TV-Serie
Beschreibung
Großvater Takemoto ist der leibliche Großvater väterlicherseits der Protagonistin Chie und der Vater von Tetsu. Er lebt mit seiner Frau Kiku unweit des Takoyaki-Ladens der Familie. Sein vollständiger Name wird nie enthüllt, und er wird durchgängig einfach als Ojii-chan oder Großvater bezeichnet.

Was seine Persönlichkeit betrifft, so präsentiert er sich als sanftmütiger und etwas gebrechlicher älterer Mann. Er wirkt oft energielos, und sein Gesundheitszustand ist ein wiederkehrendes Merkmal. Er hat ein etwas schwaches Herz oder eine schwache Konstitution, und wenn er mit etwas konfrontiert wird oder gestresst ist, neigt er dazu, sich an die Brust zu fassen, zu hyperventilieren oder dramatisch so zu tun, als würde er gleich zusammenbrechen. Diese körperliche Verletzlichkeit ist ein Schlüsselmerkmal, das seine Interaktionen prägt, da er sie oft zu seinem Vorteil nutzt.

Trotz seines zarten Äußeren besitzt Großvater Takemoto eine listige und hinterhältige Seite. Er scheut sich nicht davor, seine Familienmitglieder zu manipulieren, um zu bekommen, was er will. Das bemerkenswerteste Beispiel dafür ist sein häufiges, erfolgreiches Manöver, um von seinem Sohn Tetsu Taschengeld zu bekommen. Er geht auf Tetsu zu, um ein Taschengeld oder ein Darlehen zu erbitten, und wenn Tetsu sich unweigerlich weigert oder versucht, der Bitte auszuweichen, fasst sich Großvater an die Brust und tut so, als stünde er kurz vor einem gesundheitlichen Zusammenbruch, was seinen Sohn zwingt, nachzugeben und das Geld herauszurücken. Diese Dynamik unterstreicht einen wesentlichen Teil seiner Rolle innerhalb der Familie.

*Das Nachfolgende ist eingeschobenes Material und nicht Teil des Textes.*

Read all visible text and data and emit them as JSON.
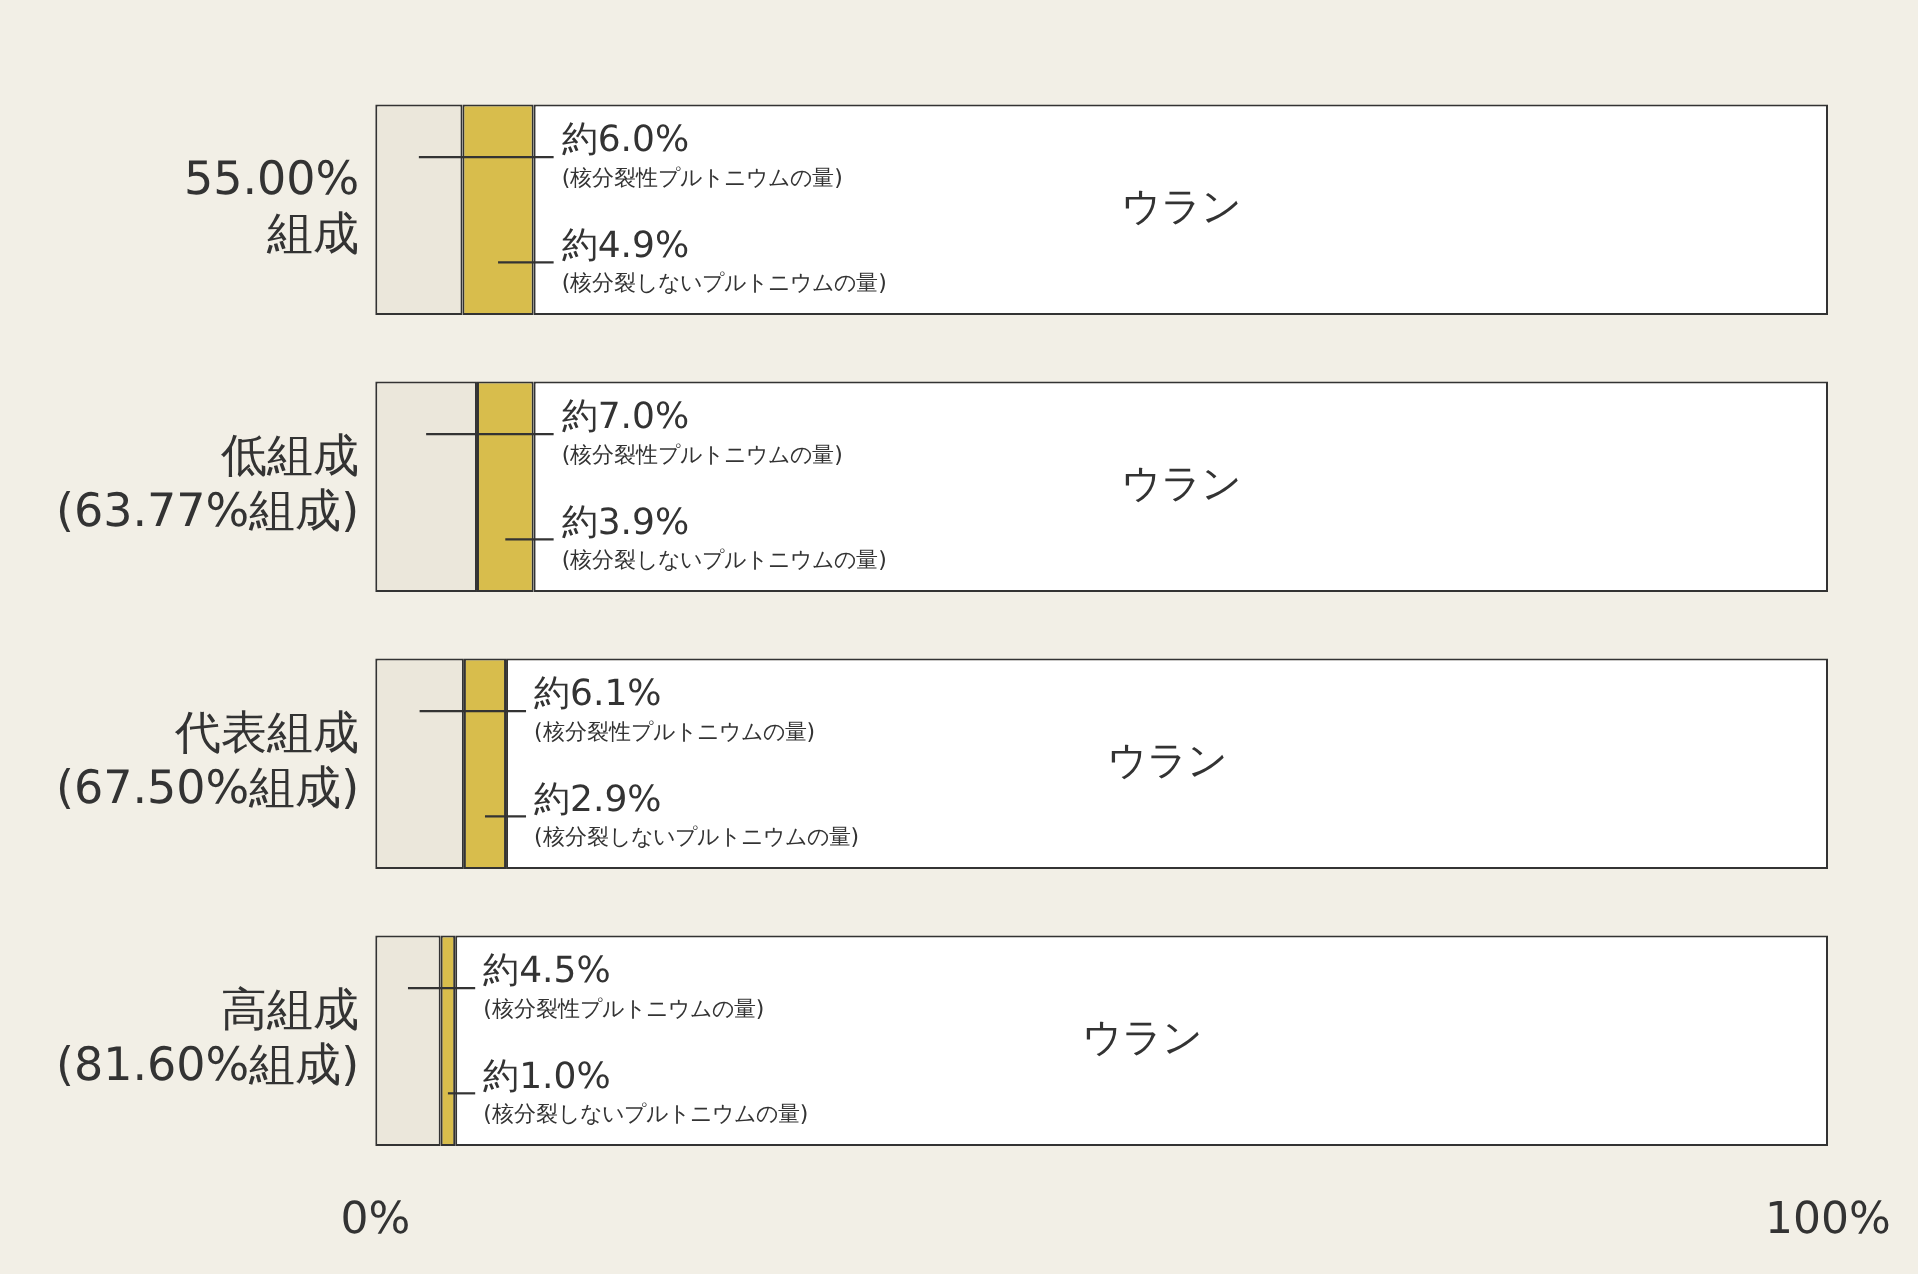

Seine Beweggründe sind im Allgemeinen einfach und drehen sich um persönlichen Komfort und kleine Genüsse. Er ist keine treibende Kraft für große Handlungspunkte, sondern eine beständige Quelle für komische Erleichterung und häusliches Chaos. Er wünscht sich Taschengeld und ein ruhiges Leben, beteiligt sich aber aktiv an den Streitereien der Familie, um sich diese kleinen Annehmlichkeiten zu sichern. Er führt eine lange und konfliktreiche Beziehung mit seiner Frau Kiku. Die beiden werden häufig beim Zanken dargestellt, und Kiku ist oft streng zu ihm, obwohl dies als die Dynamik eines alten, vertrauten Paares präsentiert wird. Sie ist die dominante Figur in ihrer Beziehung, und seine „gesundheitlichen Probleme“ scheinen wenig Eindruck auf sie zu machen, da sie ihn ungeachtet dessen schnell zurechtweist.

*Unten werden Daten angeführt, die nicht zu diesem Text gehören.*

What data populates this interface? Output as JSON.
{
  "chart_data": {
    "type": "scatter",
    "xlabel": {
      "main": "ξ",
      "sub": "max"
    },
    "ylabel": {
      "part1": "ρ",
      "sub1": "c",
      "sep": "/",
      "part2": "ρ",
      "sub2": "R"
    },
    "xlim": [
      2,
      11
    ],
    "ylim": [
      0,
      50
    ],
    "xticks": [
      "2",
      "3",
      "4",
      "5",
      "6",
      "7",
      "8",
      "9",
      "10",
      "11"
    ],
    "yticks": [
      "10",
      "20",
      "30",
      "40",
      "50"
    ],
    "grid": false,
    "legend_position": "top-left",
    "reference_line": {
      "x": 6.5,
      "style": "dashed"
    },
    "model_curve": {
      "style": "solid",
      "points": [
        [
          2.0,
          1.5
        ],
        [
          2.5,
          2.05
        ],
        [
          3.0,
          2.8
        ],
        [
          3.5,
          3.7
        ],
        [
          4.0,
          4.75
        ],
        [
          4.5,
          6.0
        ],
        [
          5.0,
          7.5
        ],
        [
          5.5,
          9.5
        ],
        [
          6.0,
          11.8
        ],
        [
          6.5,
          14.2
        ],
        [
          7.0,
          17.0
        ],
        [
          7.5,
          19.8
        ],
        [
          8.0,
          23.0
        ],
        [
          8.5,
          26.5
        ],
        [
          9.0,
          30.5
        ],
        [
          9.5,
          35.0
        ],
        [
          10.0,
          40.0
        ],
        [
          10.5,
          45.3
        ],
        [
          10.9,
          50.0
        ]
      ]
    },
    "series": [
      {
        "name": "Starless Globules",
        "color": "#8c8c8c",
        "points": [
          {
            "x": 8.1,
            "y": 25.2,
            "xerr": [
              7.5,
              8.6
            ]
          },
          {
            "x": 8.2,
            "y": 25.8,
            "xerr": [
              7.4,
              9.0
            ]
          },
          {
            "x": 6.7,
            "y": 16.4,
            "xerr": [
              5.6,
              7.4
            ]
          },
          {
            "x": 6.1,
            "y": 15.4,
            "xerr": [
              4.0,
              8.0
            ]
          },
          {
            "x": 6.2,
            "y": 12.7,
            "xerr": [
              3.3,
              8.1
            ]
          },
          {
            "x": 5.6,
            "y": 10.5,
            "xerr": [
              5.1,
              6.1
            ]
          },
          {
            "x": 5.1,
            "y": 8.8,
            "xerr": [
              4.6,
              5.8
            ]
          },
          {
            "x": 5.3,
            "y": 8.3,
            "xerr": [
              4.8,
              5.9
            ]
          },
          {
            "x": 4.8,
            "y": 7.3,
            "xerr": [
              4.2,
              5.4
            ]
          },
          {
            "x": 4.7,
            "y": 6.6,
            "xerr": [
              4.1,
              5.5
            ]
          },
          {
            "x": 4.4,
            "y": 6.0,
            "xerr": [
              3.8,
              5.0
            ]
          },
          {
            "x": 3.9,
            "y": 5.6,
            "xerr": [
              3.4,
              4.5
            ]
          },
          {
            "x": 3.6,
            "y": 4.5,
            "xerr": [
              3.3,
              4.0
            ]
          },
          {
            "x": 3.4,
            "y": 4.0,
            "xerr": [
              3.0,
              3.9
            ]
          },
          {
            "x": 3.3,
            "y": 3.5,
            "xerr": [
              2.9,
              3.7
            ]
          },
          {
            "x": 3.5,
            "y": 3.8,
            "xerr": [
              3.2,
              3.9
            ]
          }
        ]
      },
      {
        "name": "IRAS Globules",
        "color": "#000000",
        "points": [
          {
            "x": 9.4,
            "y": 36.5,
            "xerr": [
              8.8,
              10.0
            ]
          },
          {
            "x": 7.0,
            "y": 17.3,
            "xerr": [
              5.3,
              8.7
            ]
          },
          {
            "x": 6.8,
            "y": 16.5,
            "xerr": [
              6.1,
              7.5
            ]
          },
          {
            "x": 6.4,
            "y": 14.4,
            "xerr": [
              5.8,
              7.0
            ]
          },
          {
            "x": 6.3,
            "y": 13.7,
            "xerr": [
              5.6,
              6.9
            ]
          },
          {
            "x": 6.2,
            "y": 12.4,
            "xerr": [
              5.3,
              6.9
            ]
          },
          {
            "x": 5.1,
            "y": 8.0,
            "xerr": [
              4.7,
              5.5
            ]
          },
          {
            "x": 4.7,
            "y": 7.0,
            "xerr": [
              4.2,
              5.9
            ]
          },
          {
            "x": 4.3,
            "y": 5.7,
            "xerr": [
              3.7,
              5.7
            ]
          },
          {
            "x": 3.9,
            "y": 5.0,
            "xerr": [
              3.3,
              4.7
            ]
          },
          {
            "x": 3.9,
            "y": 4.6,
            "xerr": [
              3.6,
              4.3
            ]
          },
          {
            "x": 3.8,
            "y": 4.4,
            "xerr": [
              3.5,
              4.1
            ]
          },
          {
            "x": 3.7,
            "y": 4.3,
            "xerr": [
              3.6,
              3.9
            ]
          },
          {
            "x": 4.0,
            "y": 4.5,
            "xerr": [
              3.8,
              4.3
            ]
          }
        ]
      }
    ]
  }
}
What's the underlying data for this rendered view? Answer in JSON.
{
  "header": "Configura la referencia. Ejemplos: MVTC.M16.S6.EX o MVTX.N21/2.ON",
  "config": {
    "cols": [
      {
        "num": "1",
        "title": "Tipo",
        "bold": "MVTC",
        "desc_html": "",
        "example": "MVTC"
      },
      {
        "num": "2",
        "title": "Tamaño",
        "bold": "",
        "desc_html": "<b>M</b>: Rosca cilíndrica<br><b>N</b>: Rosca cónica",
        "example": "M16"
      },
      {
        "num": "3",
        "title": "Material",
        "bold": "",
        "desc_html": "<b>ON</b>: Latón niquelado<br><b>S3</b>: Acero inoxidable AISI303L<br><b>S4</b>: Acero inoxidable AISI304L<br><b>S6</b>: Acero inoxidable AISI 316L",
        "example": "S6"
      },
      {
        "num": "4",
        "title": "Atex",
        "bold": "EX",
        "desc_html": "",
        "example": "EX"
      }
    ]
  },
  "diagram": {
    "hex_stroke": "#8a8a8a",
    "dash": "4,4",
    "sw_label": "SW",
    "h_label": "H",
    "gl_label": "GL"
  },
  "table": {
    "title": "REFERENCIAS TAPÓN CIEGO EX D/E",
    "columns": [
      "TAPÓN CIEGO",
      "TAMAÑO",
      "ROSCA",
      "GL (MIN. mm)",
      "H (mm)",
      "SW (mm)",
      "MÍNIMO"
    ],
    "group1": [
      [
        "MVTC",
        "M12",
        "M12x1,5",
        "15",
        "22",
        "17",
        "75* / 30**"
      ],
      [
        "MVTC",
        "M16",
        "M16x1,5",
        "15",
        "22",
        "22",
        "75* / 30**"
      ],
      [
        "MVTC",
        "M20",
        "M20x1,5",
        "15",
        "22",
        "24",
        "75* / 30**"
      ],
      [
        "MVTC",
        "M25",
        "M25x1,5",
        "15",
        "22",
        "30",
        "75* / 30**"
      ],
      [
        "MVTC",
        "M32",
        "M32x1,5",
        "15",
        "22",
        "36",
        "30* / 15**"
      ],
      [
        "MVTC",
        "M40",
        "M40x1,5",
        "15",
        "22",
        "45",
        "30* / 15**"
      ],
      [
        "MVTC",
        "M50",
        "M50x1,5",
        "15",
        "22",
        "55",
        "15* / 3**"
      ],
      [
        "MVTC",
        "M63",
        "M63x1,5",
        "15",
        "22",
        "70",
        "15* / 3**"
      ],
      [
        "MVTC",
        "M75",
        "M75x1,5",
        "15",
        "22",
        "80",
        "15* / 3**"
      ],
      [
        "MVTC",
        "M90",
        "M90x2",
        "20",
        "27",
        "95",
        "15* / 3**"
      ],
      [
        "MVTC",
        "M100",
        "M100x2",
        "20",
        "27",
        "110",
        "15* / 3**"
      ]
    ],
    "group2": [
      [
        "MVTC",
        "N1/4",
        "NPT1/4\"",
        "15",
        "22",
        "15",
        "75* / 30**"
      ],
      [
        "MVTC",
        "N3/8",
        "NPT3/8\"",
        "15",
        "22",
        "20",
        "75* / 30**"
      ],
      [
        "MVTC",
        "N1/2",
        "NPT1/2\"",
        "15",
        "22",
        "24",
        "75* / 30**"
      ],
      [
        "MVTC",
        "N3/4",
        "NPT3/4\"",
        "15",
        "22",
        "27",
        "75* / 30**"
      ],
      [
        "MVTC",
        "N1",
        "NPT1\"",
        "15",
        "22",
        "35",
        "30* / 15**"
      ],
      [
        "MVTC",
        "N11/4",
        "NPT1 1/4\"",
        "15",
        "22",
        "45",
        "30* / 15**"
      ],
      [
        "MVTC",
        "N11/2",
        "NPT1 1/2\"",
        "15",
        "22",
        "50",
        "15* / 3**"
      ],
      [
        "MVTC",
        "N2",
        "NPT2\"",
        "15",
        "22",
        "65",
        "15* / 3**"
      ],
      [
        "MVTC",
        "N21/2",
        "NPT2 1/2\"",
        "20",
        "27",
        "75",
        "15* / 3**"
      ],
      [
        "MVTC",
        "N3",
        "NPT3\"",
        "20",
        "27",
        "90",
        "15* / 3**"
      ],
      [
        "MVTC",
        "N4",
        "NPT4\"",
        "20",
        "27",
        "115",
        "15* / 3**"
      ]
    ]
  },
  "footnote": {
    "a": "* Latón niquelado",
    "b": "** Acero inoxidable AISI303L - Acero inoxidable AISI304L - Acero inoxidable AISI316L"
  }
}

Seine Beziehung zu seinem Sohn Tetsu ist zentral für seinen Charakter. Er sorgt sich um Tetsu, zeigt dies aber auf typische Osaka-Art, indem er Zuneigung mit Ausnutzung und harter Liebe mischt. Er hat wenig Respekt für Tetsus Getue als harter Kerl und scheut sich nicht, ihn für finanzielle Vorteile auszunutzen. Umgekehrt ist seine Beziehung zu seiner Enkelin Chie viel sanfter. Obwohl nicht ausführlich gezeigt, ist er eindeutig zärtlich zu ihr, und sie behandelt ihn mit einer Mischung aus genervter Zuneigung. Er respektiert auch seine Schwiegertochter Yoshie und hat ein gutes Verhältnis zu ihr, was im Gegensatz zu seinen oft angespannten Interaktionen mit seinem eigenen Sohn steht.

Im Laufe der Geschichte durchläuft Großvater Takemoto keinen signifikanten Charakterbogen oder eine Entwicklung. Seine Funktion ist hauptsächlich statisch; er dient als komisches Element und als Repräsentation eines bestimmten Typs des verschlagenen, älteren Archetyps, der in der japanischen Populärkultur üblich ist. Seine primäre Fähigkeit ist nicht körperlicher, sondern psychologischer Natur. Sein Talent, Krankheit vorzutäuschen, um Argumente zu gewinnen und Geld von Tetsu zu erpressen, ist seine bemerkenswerteste und effektivste Fertigkeit, eine Form emotionaler und psychologischer Manipulation, die über viele Jahre verfeinert wurde.